Это правило воздержания от употребления личного местоимения «я» называлося им: правилом укрепленья самосознания. За три с лишним года Иван Иваныч Коробкин приобрел очень крупную власть в употреблении личного местоимения «я». И потом уже, когда помощник управляющего музеем усумнился однажды в целесообразности расстановки музейских предметов по плану Ивана Ивановича, Иван Иванович заметил ему:
— Свое дело Я знаю.
И так сказал, что помощнику управляющего показалось: перед ним расступилися стены; и он пролетел непосредственно в тартарары с своим собственным планом.
Вечером разглагольствовал он:
— Знаете ли, Аграфена Кондратьевна, все на свете бывает… Говорят, есть масоны; про Маевского говорили, что он есть масон; перстень там какой-то носил. Может быть, среди наших знакомых, — ага! разгуливают преспокойно они; только мы их не знаем.

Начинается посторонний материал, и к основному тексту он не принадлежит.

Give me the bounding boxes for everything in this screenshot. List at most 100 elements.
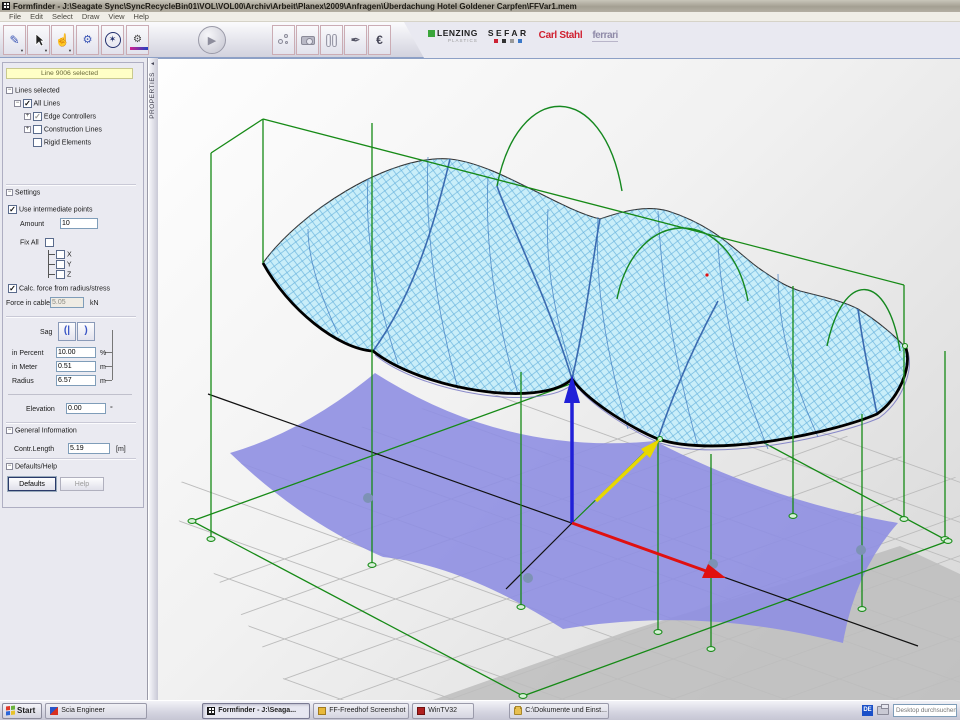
sag-convex-button[interactable]: ): [77, 322, 95, 341]
language-indicator[interactable]: DE: [862, 705, 873, 716]
menu-draw[interactable]: Draw: [82, 12, 100, 21]
carl-stahl-logo: Carl Stahl: [539, 30, 583, 41]
general-info-header[interactable]: − General Information: [6, 427, 77, 434]
viewport-3d[interactable]: [158, 58, 960, 700]
checkbox[interactable]: [56, 260, 65, 269]
task-dokumente[interactable]: C:\Dokumente und Einst...: [509, 703, 609, 719]
contr-length-label: Contr.Length: [14, 446, 54, 453]
defaults-button[interactable]: Defaults: [8, 477, 56, 491]
gear-rainbow-icon: ⚙: [133, 35, 142, 45]
calc-force-row[interactable]: ✓ Calc. force from radius/stress: [8, 284, 110, 293]
sag-concave-button[interactable]: (|: [58, 322, 76, 341]
run-button[interactable]: ▶: [198, 26, 226, 54]
menu-view[interactable]: View: [108, 12, 124, 21]
annotate-button[interactable]: ✒: [344, 25, 367, 55]
pencil-icon: ✎: [9, 34, 19, 46]
collapse-icon[interactable]: −: [6, 463, 13, 470]
checkbox[interactable]: [45, 238, 54, 247]
hand-icon: ☝: [55, 34, 70, 46]
menu-help[interactable]: Help: [134, 12, 149, 21]
cost-button[interactable]: €: [368, 25, 391, 55]
desktop-search-input[interactable]: Desktop durchsuchen: [893, 704, 957, 717]
nodes-button[interactable]: [272, 25, 295, 55]
checkbox[interactable]: [56, 270, 65, 279]
start-button[interactable]: Start: [2, 703, 42, 719]
sag-radius-input[interactable]: [56, 375, 96, 386]
collapse-icon[interactable]: −: [6, 427, 13, 434]
checkbox[interactable]: ✓: [8, 205, 17, 214]
play-icon: ▶: [208, 34, 216, 47]
fix-all-row[interactable]: Fix All: [20, 238, 54, 247]
selection-banner: Line 9006 selected: [6, 68, 133, 79]
menu-file[interactable]: File: [9, 12, 21, 21]
checkbox[interactable]: [33, 138, 42, 147]
collapse-panel-icon[interactable]: ◄: [150, 61, 155, 67]
task-formfinder[interactable]: Formfinder - J:\Seaga...: [202, 703, 310, 719]
checkbox[interactable]: ✓: [8, 284, 17, 293]
checkbox[interactable]: [33, 125, 42, 134]
checkbox[interactable]: ✓: [23, 99, 32, 108]
expander-icon[interactable]: −: [14, 100, 21, 107]
camera-icon: [301, 36, 315, 45]
sefar-dots-icon: [494, 39, 522, 43]
task-scia-engineer[interactable]: Scia Engineer: [45, 703, 147, 719]
fabric-rolls-icon: [326, 34, 337, 47]
windows-flag-icon: [6, 706, 15, 716]
feather-pen-icon: ✒: [350, 34, 360, 46]
amount-input[interactable]: [60, 218, 98, 229]
sefar-logo: SEFAR: [488, 28, 529, 43]
use-intermediate-points-row[interactable]: ✓ Use intermediate points: [8, 205, 93, 214]
collapse-icon[interactable]: −: [6, 189, 13, 196]
draw-tool-button[interactable]: ✎ ▼: [3, 25, 26, 55]
checkbox[interactable]: ✓: [33, 112, 42, 121]
tree-item-edge-controllers[interactable]: + ✓ Edge Controllers: [24, 112, 96, 121]
chevron-down-icon[interactable]: ▼: [20, 49, 24, 53]
molecule-icon: [277, 33, 291, 47]
tree-root-label: Lines selected: [15, 87, 60, 94]
properties-tab-strip[interactable]: ◄ PROPERTIES: [148, 58, 158, 700]
menu-edit[interactable]: Edit: [30, 12, 43, 21]
elevation-input[interactable]: [66, 403, 106, 414]
sag-percent-input[interactable]: [56, 347, 96, 358]
analysis-tool-button[interactable]: ✶: [101, 25, 124, 55]
menu-select[interactable]: Select: [52, 12, 73, 21]
partner-logos: LENZING PLASTICS SEFAR Carl Stahl ferrar…: [428, 28, 618, 43]
printer-icon[interactable]: [877, 706, 889, 715]
unit-label: °: [110, 406, 113, 413]
formfinding-tool-button[interactable]: ⚙: [76, 25, 99, 55]
chevron-down-icon[interactable]: ▼: [44, 49, 48, 53]
fix-y-row[interactable]: Y: [56, 260, 72, 269]
title-bar[interactable]: Formfinder - J:\Seagate Sync\SyncRecycle…: [0, 0, 960, 12]
chevron-down-icon[interactable]: ▼: [68, 49, 72, 53]
scia-icon: [50, 707, 58, 715]
fix-x-row[interactable]: X: [56, 250, 72, 259]
tree-root[interactable]: − Lines selected: [6, 87, 60, 94]
expander-icon[interactable]: +: [24, 126, 31, 133]
checkbox[interactable]: [56, 250, 65, 259]
tree-item-rigid-elements[interactable]: Rigid Elements: [24, 138, 91, 147]
contr-length-input[interactable]: [68, 443, 110, 454]
settings-header[interactable]: − Settings: [6, 189, 40, 196]
help-button: Help: [60, 477, 104, 491]
fix-z-row[interactable]: Z: [56, 270, 71, 279]
toolbar: ✎ ▼ ▼ ☝ ▼ ⚙ ✶ ⚙ ▶: [0, 22, 960, 58]
tree-item-construction-lines[interactable]: + Construction Lines: [24, 125, 102, 134]
formfinder-icon: [207, 707, 215, 715]
task-wintv32[interactable]: WinTV32: [412, 703, 474, 719]
scene-svg: [158, 59, 960, 701]
sag-meter-input[interactable]: [56, 361, 96, 372]
select-tool-button[interactable]: ▼: [27, 25, 50, 55]
snapshot-button[interactable]: [296, 25, 319, 55]
expander-icon[interactable]: −: [6, 87, 13, 94]
pan-tool-button[interactable]: ☝ ▼: [51, 25, 74, 55]
screenshot-icon: [318, 707, 326, 715]
gears-icon: ⚙: [83, 35, 93, 46]
defaults-help-header[interactable]: − Defaults/Help: [6, 463, 57, 470]
settings-tool-button[interactable]: ⚙: [126, 25, 149, 55]
divider: [6, 422, 136, 424]
expander-icon[interactable]: +: [24, 113, 31, 120]
system-tray: DE Desktop durchsuchen: [862, 704, 957, 717]
task-ff-freedhof[interactable]: FF-Freedhof Screenshot ...: [313, 703, 409, 719]
tree-item-all-lines[interactable]: − ✓ All Lines: [14, 99, 60, 108]
material-button[interactable]: [320, 25, 343, 55]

Правила упражнения приводили Ивана Ивановича в те особые состояния сознания, которые он разделял на, так сказать, три сферы: 1) на концентрацию мысли, 2) на медитацию, 3) на контемплацию, заимствуя терминологию эту от средневековой школы монахов из монастыря св. Виктора.
Концентрация приводила его в состояние ясности мысли, граничащей с яснозрением; медитация вводила всю душу его в круг поставленной мысли. А контемплация?..
Но мы лучше опишем ее.
3.
Прижав свои руки к коленам и вытянувшись на кожаном кресле, вперялся в какой-то ему одному понимаемый мысленный ход, проницающий все его существо; этот мысленный ход вызывал остроту состояний сознаний, сопровождался порослью новообразованных ощущений семидесятилетнего, иссохшего тела.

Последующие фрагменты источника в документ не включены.